By Thomas Elias, ENTERPRISE RECORD

You would never know it by watching the almost ubiquitous television commercials advertising State Farm Insurance to sports fans on a wide variety of telecasts.

But this company just fired the first shot in what might become a war against California home and apartment owners, one with eventual costs amounting to billions of dollars. Allstate Insurance one week later admitted it has already joined in.

The State Farm strike came on May 26, when it announced to little fanfare that it has stopped taking applications for new property and casualty insurance in this state because of extreme risks from wildfires. Take note: the company did not stop writing new car insurance policies, thus ensuring continual growth in the total premium dollars it takes out of California. Neither State Farm nor Allstate asked permission from Insurance Commissioner Ricardo Lara, which appears to be required under the 1988 Proposition 103.

“They cannot legally just do this on their own,” said Harvey Rosenfield, founder of the Consumer Watchdog advocacy group and author of that proposition, the law that governs insurance rates in California. “Any refusal to write new policies will affect rates people pay, and the commissioner must approve anything affecting rates.”

Giving a hint that this is really a pressure tactic, State Farm did say it would work with the California Department of Insurance to eventually resume business as usual.

Translation: State Farm wants Lara to OK the $700 million in property insurance price increases it currently seeks. Allstate has similar aims.

But Lara is constrained by Prop. 103, which limits what companies can charge. The measure has saved consumers well over $100 billion in premiums over its 35 years.

Insurance companies hate this, even with State Farm the largest operator in California, taking in about $7 billion in property insurance premiums here each year and controlling almost 9 percent of the market.

Several other companies also are pushing for insurance rate increases, all claiming risks from wildfires justify almost any price.
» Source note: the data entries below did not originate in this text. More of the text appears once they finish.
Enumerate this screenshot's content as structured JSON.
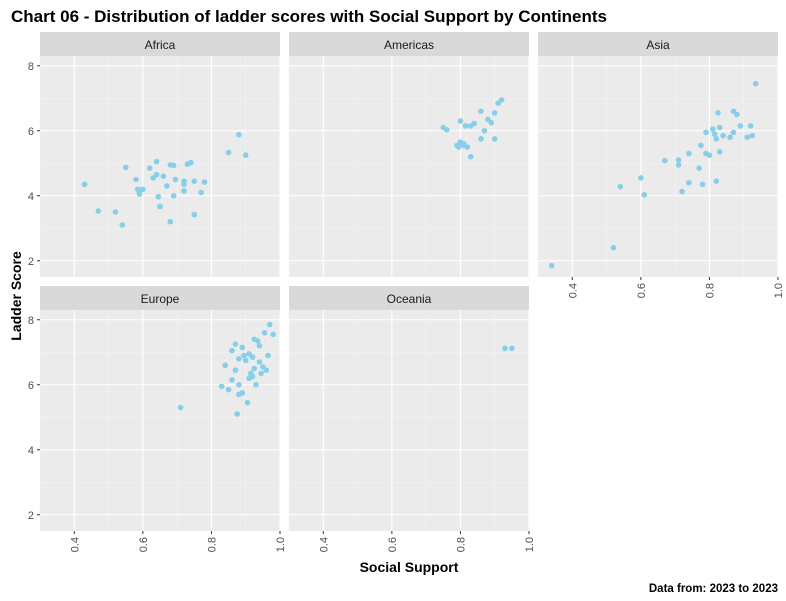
{
  "chart_data": {
    "type": "scatter",
    "title": "Chart 06 - Distribution of ladder scores with Social Support by Continents",
    "xlabel": "Social Support",
    "ylabel": "Ladder Score",
    "caption": "Data from: 2023  to  2023",
    "xlim": [
      0.3,
      1.0
    ],
    "ylim": [
      1.5,
      8.3
    ],
    "x_ticks": [
      0.4,
      0.6,
      0.8,
      1.0
    ],
    "x_tick_labels": [
      "0.4",
      "0.6",
      "0.8",
      "1.0"
    ],
    "y_ticks": [
      2,
      4,
      6,
      8
    ],
    "y_tick_labels": [
      "2",
      "4",
      "6",
      "8"
    ],
    "point_color": "#87CEEB",
    "panel_bg": "#EBEBEB",
    "strip_bg": "#D9D9D9",
    "grid": true,
    "panels": [
      {
        "name": "Africa",
        "points": [
          [
            0.43,
            4.35
          ],
          [
            0.47,
            3.53
          ],
          [
            0.52,
            3.5
          ],
          [
            0.54,
            3.1
          ],
          [
            0.55,
            4.87
          ],
          [
            0.58,
            4.5
          ],
          [
            0.585,
            4.2
          ],
          [
            0.59,
            4.05
          ],
          [
            0.59,
            4.1
          ],
          [
            0.6,
            4.2
          ],
          [
            0.62,
            4.85
          ],
          [
            0.63,
            4.55
          ],
          [
            0.64,
            5.05
          ],
          [
            0.64,
            4.65
          ],
          [
            0.645,
            3.97
          ],
          [
            0.65,
            3.67
          ],
          [
            0.66,
            4.6
          ],
          [
            0.67,
            4.3
          ],
          [
            0.68,
            4.95
          ],
          [
            0.68,
            3.2
          ],
          [
            0.69,
            4.93
          ],
          [
            0.69,
            4.0
          ],
          [
            0.695,
            4.5
          ],
          [
            0.72,
            4.45
          ],
          [
            0.72,
            4.35
          ],
          [
            0.72,
            4.15
          ],
          [
            0.73,
            4.97
          ],
          [
            0.74,
            5.02
          ],
          [
            0.75,
            3.42
          ],
          [
            0.75,
            4.45
          ],
          [
            0.77,
            4.1
          ],
          [
            0.78,
            4.42
          ],
          [
            0.85,
            5.33
          ],
          [
            0.88,
            5.88
          ],
          [
            0.9,
            5.25
          ]
        ]
      },
      {
        "name": "Americas",
        "points": [
          [
            0.75,
            6.1
          ],
          [
            0.76,
            6.03
          ],
          [
            0.79,
            5.55
          ],
          [
            0.795,
            5.5
          ],
          [
            0.8,
            6.3
          ],
          [
            0.8,
            5.65
          ],
          [
            0.81,
            5.6
          ],
          [
            0.81,
            5.55
          ],
          [
            0.815,
            6.15
          ],
          [
            0.82,
            5.5
          ],
          [
            0.83,
            6.15
          ],
          [
            0.83,
            5.2
          ],
          [
            0.84,
            6.22
          ],
          [
            0.86,
            5.75
          ],
          [
            0.86,
            6.6
          ],
          [
            0.87,
            6.0
          ],
          [
            0.88,
            6.35
          ],
          [
            0.89,
            6.25
          ],
          [
            0.9,
            5.75
          ],
          [
            0.9,
            6.55
          ],
          [
            0.91,
            6.85
          ],
          [
            0.92,
            6.95
          ]
        ]
      },
      {
        "name": "Asia",
        "points": [
          [
            0.34,
            1.85
          ],
          [
            0.52,
            2.4
          ],
          [
            0.54,
            4.28
          ],
          [
            0.6,
            4.55
          ],
          [
            0.61,
            4.03
          ],
          [
            0.67,
            5.08
          ],
          [
            0.71,
            5.1
          ],
          [
            0.71,
            4.95
          ],
          [
            0.72,
            4.13
          ],
          [
            0.74,
            5.3
          ],
          [
            0.74,
            4.4
          ],
          [
            0.77,
            4.85
          ],
          [
            0.78,
            4.35
          ],
          [
            0.775,
            5.55
          ],
          [
            0.79,
            5.3
          ],
          [
            0.79,
            5.95
          ],
          [
            0.8,
            5.25
          ],
          [
            0.81,
            6.05
          ],
          [
            0.815,
            5.9
          ],
          [
            0.82,
            5.75
          ],
          [
            0.82,
            4.45
          ],
          [
            0.825,
            6.55
          ],
          [
            0.83,
            6.1
          ],
          [
            0.83,
            5.35
          ],
          [
            0.84,
            5.85
          ],
          [
            0.86,
            5.8
          ],
          [
            0.87,
            6.6
          ],
          [
            0.87,
            5.95
          ],
          [
            0.88,
            6.5
          ],
          [
            0.89,
            6.15
          ],
          [
            0.91,
            5.8
          ],
          [
            0.92,
            6.15
          ],
          [
            0.925,
            5.85
          ],
          [
            0.935,
            7.45
          ]
        ]
      },
      {
        "name": "Europe",
        "points": [
          [
            0.71,
            5.3
          ],
          [
            0.83,
            5.95
          ],
          [
            0.84,
            6.6
          ],
          [
            0.85,
            5.85
          ],
          [
            0.86,
            6.15
          ],
          [
            0.86,
            7.05
          ],
          [
            0.87,
            7.25
          ],
          [
            0.87,
            6.45
          ],
          [
            0.875,
            5.1
          ],
          [
            0.88,
            6.8
          ],
          [
            0.88,
            6.0
          ],
          [
            0.88,
            5.7
          ],
          [
            0.89,
            7.15
          ],
          [
            0.89,
            5.75
          ],
          [
            0.895,
            6.9
          ],
          [
            0.9,
            6.75
          ],
          [
            0.905,
            5.45
          ],
          [
            0.91,
            6.95
          ],
          [
            0.91,
            6.2
          ],
          [
            0.915,
            6.35
          ],
          [
            0.92,
            6.85
          ],
          [
            0.92,
            6.25
          ],
          [
            0.925,
            7.4
          ],
          [
            0.925,
            6.5
          ],
          [
            0.93,
            6.0
          ],
          [
            0.935,
            7.35
          ],
          [
            0.94,
            7.2
          ],
          [
            0.94,
            6.7
          ],
          [
            0.945,
            6.35
          ],
          [
            0.95,
            6.55
          ],
          [
            0.955,
            7.6
          ],
          [
            0.96,
            6.45
          ],
          [
            0.965,
            6.9
          ],
          [
            0.97,
            7.85
          ],
          [
            0.98,
            7.55
          ]
        ]
      },
      {
        "name": "Oceania",
        "points": [
          [
            0.93,
            7.12
          ],
          [
            0.95,
            7.12
          ]
        ]
      }
    ]
  }
}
At the same time, Lara has said he wants companies to discount policies for property owners who mitigate wildfire risks via measures like fire resistant roofs and enclosed eaves. In a partial response, State Farm is boycotting the entire state, not merely wildfire-prone areas.

If other big operators like Farmers, GEICO and Mercury follow State Farm and Allstate, it won’t be the first time this industry boycotted California when companies felt profits were in peril.
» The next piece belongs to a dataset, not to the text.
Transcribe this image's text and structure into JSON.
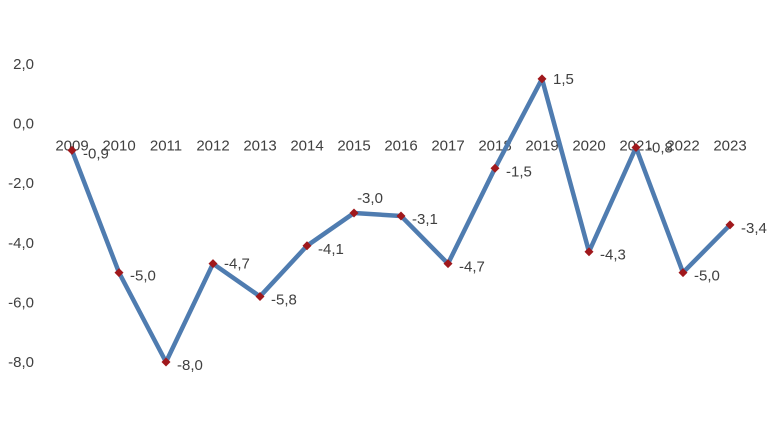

That also happened in the mid-1990s, when then-Insurance Commissioner Chuck Quackenbush, a former Republican assemblyman, acquiesced as the industry black-listed California. The dispute then was over a rule requiring companies selling homeowner insurance also to offer earthquake coverage.

The companies refused, wounded by payouts after the 1994 Northridge Earthquake, and stopped selling new property insurance. Some outfits (like the former 20th Century Insurance) cancelled all property policies as they expired. Several firms recently resumed this practice in areas prone to wildfires.

Quackenbush, whose elections in 1994 and 1998 were financed largely by insurance companies, could have responded by shutting down ultra-profitable car insurance sales from any company refusing to sell property and quake insurance.

His failure to act caused the Legislature in 1996 to create the California Earthquake Authority (CEA), now the state’s pre-eminent quake insurer. To the CEA’s immense good fortune, a lull in very large quakes since 1994 has allowed a buildup of many billions of dollars in reserves to pay claims if and when large new temblors occur.

But the reality was that Quackenbush caved to the companies. Later, he was forced to resign in an unrelated year-2000 scandal. Eventually, he became a sheriff’s deputy in Florida, where he served until 2016, but was again forced to resign, this time after posting alleged racially controversial comments on social media.

The shameful Quackenbush precedent should guide Lara as he decides how much to grant insurance companies in their current rate increase cases.

Rosenfield insists Lara must OK few or none of those premium increases.

“It’s excessive,” he said. “They don’t want to comply with Prop. 103. They’re pressuring Lara to go along with them despite the law. There can be no doubt this is a pressure tactic and Lara must not do their bidding.”